Not only do they have a derivative for the convertible debt, but they have two sets of derivatives from the LRS transaction which need to be adjusted for.
1) LRS has a warrant to acquire ECOS shares at a fixed price set today but exercisable in the future. This is a stock derivative under GAAP. They need to value the derivative and record expense or income based on movements in their stock price until the warrants are exercised. In a small cap these valuations are volatile. They should have more expense to record from this warrant.
2) LRS has the right to acquire 5% of the shares of Bio Art for each of the first 8 machines. This is another derivative of equity under GAAP. They need to record expense for the grant of this right and then record income or expense as it moves until the underlying shares are issued.
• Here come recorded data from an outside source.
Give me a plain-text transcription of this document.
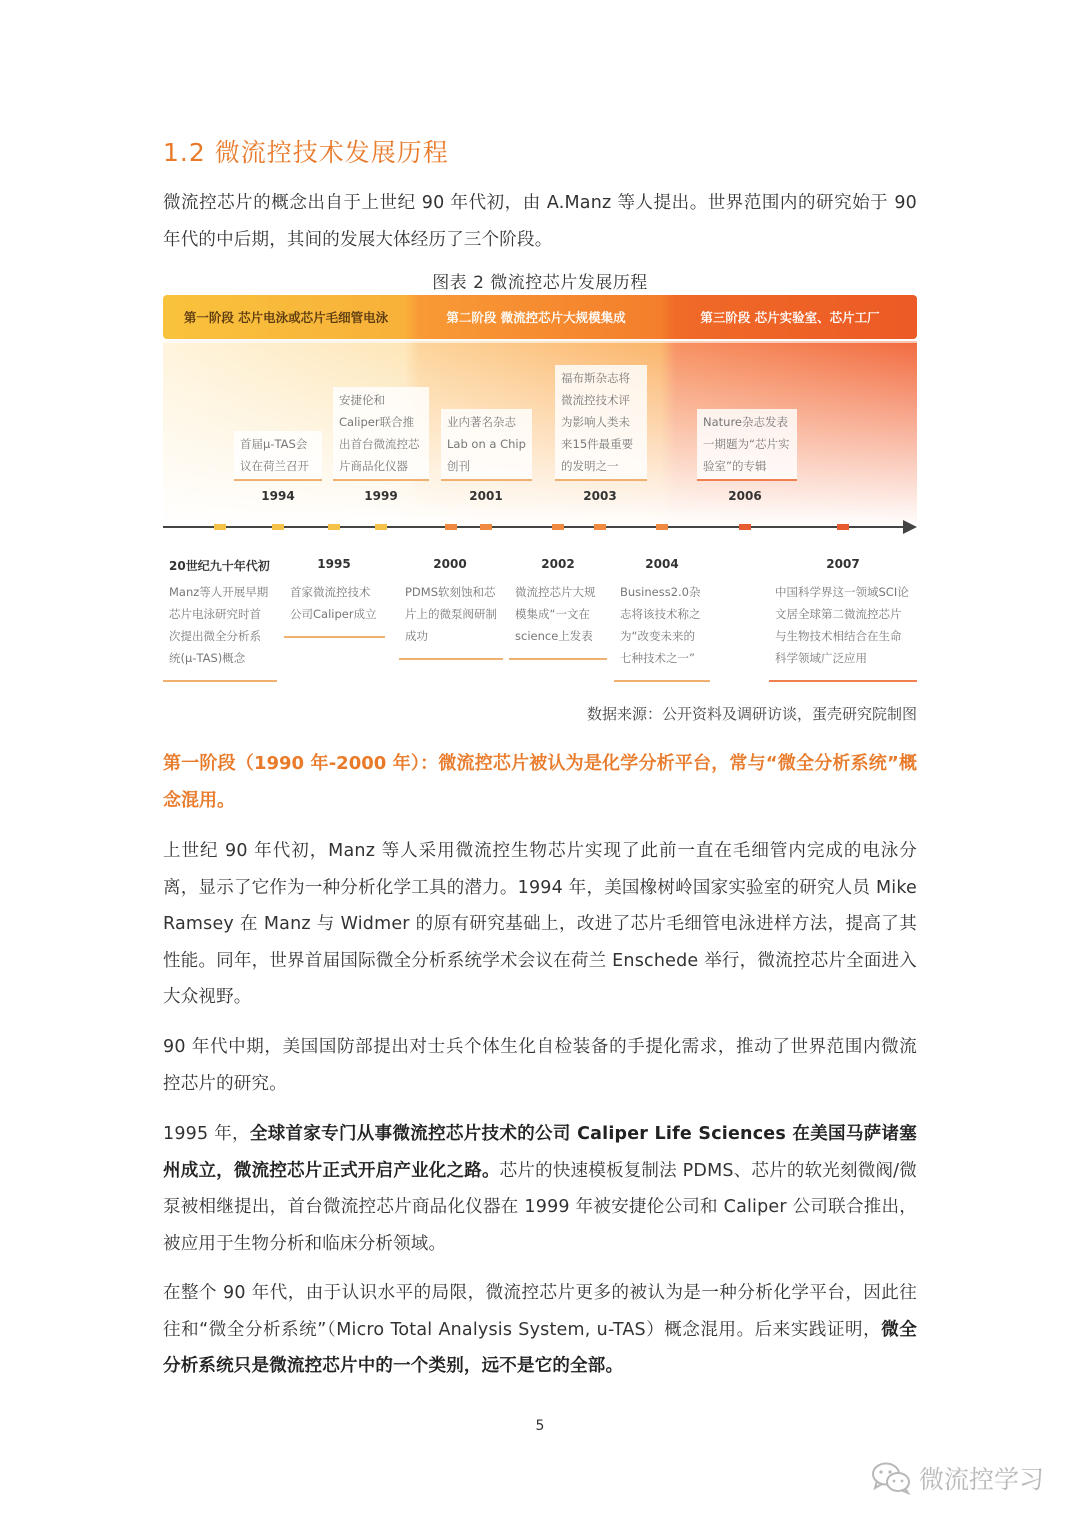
1.2 微流控技术发展历程
微流控芯片的概念出自于上世纪 90 年代初，由 A.Manz 等人提出。世界范围内的研究始于 90 年代的中后期，其间的发展大体经历了三个阶段。
图表 2 微流控芯片发展历程
第一阶段 芯片电泳或芯片毛细管电泳	第二阶段 微流控芯片大规模集成	第三阶段 芯片实验室、芯片工厂
首届μ-TAS会议在荷兰召开
1994
安捷伦和Caliper联合推出首台微流控芯片商品化仪器
1999
业内著名杂志Lab on a Chip创刊
2001
福布斯杂志将微流控技术评为影响人类未来15件最重要的发明之一
2003
Nature杂志发表一期题为“芯片实验室”的专辑
2006
20世纪九十年代初	1995	2000	2002	2004	2007
Manz等人开展早期芯片电泳研究时首次提出微全分析系统(μ-TAS)概念
首家微流控技术公司Caliper成立
PDMS软刻蚀和芯片上的微泵阀研制成功
微流控芯片大规模集成“一文在science上发表
Business2.0杂志将该技术称之为“改变未来的七种技术之一”
中国科学界这一领域SCI论文居全球第二微流控芯片与生物技术相结合在生命科学领域广泛应用
数据来源：公开资料及调研访谈，蛋壳研究院制图
第一阶段（1990 年-2000 年）：微流控芯片被认为是化学分析平台，常与“微全分析系统”概念混用。
上世纪 90 年代初，Manz 等人采用微流控生物芯片实现了此前一直在毛细管内完成的电泳分离，显示了它作为一种分析化学工具的潜力。1994 年，美国橡树岭国家实验室的研究人员 Mike Ramsey 在 Manz 与 Widmer 的原有研究基础上，改进了芯片毛细管电泳进样方法，提高了其性能。同年，世界首届国际微全分析系统学术会议在荷兰 Enschede 举行，微流控芯片全面进入大众视野。
90 年代中期，美国国防部提出对士兵个体生化自检装备的手提化需求，推动了世界范围内微流控芯片的研究。
1995 年，全球首家专门从事微流控芯片技术的公司 Caliper Life Sciences 在美国马萨诸塞州成立，微流控芯片正式开启产业化之路。芯片的快速模板复制法 PDMS、芯片的软光刻微阀/微泵被相继提出，首台微流控芯片商品化仪器在 1999 年被安捷伦公司和 Caliper 公司联合推出，被应用于生物分析和临床分析领域。
在整个 90 年代，由于认识水平的局限，微流控芯片更多的被认为是一种分析化学平台，因此往往和“微全分析系统”（Micro Total Analysis System, u-TAS）概念混用。后来实践证明，微全分析系统只是微流控芯片中的一个类别，远不是它的全部。
5
微流控学习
3) Finally, when they formed the Bio Art JV they should have consolidated Bio Art into their financials. Since Bio Art had limited operations in 2016, the consolidation impacts disclosure more than numbers. In 2017 the consolidation of Bio Art will impact earnings and minority interest.

Derivatives area favorite subject of the SEC right now. I am not surprised that this is taking time more to get done.